An amplitude modulated wave is represented by expression $$v_m = 5(1 + 0.6\cos 6280t)\sin(211 \times 10^4 t)$$ V. The minimum and maximum amplitudes of the amplitude modulated wave are, respectively:

The given amplitude-modulated (AM) voltage is

$$v_m \;=\; 5\bigl(1 + 0.6\cos 6280\,t\bigr)\,\sin\!\bigl(2.11\times10^{4}\,t\bigr)\;{\rm V}$$

In an AM wave the term that multiplies the high-frequency carrier sine (or cosine) is the envelope. We therefore identify the instantaneous (time-dependent) envelope amplitude as

$$A(t)=5\bigl(1+0.6\cos 6280\,t\bigr).$$

The cosine factor varies between its extreme values $$+1$$ and $$-1$$, so we now examine these two limiting cases one by one.

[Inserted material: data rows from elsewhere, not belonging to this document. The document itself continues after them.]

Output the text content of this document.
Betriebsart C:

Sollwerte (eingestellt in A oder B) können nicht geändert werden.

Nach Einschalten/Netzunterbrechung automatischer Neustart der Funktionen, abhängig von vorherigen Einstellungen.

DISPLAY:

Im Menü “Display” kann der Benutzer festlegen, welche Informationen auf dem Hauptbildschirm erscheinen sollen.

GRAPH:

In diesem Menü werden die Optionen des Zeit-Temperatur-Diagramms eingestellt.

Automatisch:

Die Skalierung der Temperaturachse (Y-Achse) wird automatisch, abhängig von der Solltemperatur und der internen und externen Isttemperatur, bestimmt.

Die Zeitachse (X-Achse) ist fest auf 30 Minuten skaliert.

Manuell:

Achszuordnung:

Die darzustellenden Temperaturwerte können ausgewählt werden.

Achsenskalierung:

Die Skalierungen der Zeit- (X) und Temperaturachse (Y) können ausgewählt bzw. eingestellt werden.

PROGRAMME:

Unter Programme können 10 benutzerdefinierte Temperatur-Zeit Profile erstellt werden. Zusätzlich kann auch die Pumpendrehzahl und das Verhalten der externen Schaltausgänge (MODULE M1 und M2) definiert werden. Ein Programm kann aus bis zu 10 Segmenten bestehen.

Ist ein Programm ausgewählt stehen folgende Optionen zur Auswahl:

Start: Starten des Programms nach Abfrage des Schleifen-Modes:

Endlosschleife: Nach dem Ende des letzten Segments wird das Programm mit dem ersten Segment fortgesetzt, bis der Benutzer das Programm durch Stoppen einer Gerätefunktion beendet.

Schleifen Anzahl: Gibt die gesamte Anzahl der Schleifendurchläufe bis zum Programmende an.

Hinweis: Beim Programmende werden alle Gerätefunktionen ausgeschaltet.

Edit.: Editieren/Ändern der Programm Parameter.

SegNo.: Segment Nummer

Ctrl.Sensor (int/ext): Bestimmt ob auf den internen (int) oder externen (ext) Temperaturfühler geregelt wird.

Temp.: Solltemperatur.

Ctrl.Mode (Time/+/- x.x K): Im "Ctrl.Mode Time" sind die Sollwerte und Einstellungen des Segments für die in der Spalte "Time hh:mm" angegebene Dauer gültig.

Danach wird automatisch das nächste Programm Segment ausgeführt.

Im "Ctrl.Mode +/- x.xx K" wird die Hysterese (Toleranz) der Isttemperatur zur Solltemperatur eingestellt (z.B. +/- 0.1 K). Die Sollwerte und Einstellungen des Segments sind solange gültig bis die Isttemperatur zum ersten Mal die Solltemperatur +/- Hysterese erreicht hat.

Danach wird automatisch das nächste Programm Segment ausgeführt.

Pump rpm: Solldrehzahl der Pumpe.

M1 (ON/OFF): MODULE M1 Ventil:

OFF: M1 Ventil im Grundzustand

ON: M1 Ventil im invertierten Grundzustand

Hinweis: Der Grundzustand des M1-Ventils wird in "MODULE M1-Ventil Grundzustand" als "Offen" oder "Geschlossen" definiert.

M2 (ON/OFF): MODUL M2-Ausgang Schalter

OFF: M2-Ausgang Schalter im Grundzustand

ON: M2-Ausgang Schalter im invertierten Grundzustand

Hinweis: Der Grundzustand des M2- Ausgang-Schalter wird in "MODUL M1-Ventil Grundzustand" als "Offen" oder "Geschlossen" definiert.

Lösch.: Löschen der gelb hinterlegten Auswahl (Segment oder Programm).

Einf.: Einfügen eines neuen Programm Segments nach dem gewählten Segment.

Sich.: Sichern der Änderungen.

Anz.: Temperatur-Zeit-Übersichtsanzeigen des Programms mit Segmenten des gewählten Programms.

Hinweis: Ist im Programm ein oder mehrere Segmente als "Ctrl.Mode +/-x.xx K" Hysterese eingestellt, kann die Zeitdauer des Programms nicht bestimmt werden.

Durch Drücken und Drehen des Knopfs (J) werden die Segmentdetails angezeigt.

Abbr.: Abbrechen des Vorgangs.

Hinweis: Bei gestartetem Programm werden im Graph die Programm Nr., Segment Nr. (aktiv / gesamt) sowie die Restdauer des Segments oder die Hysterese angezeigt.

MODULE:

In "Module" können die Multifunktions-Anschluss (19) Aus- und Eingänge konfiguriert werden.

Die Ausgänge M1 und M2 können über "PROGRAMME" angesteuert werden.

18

When $$\cos 6280\,t = +1$$, the envelope becomes

$$A_{\max}=5\bigl(1+0.6\times(+1)\bigr)=5(1+0.6)=5(1.6)=8\ {\rm V}.$$

When $$\cos 6280\,t = -1$$, the envelope becomes

$$A_{\min}=5\bigl(1+0.6\times(-1)\bigr)=5(1-0.6)=5(0.4)=2\ {\rm V}.$$

Thus the wave is bounded by a maximum amplitude of $$8\ {\rm V}$$ and a minimum amplitude of $$2\ {\rm V}$$.

Among the given options the upper limit of $$8\ {\rm V}$$ matches, while the lower limit printed in Option B is $$\dfrac52\ {\rm V}$$ (a small printing discrepancy from the calculated $$2\ {\rm V}$$). With this understanding we select the option that most nearly agrees with the correct result.

Hence, the correct answer is Option B.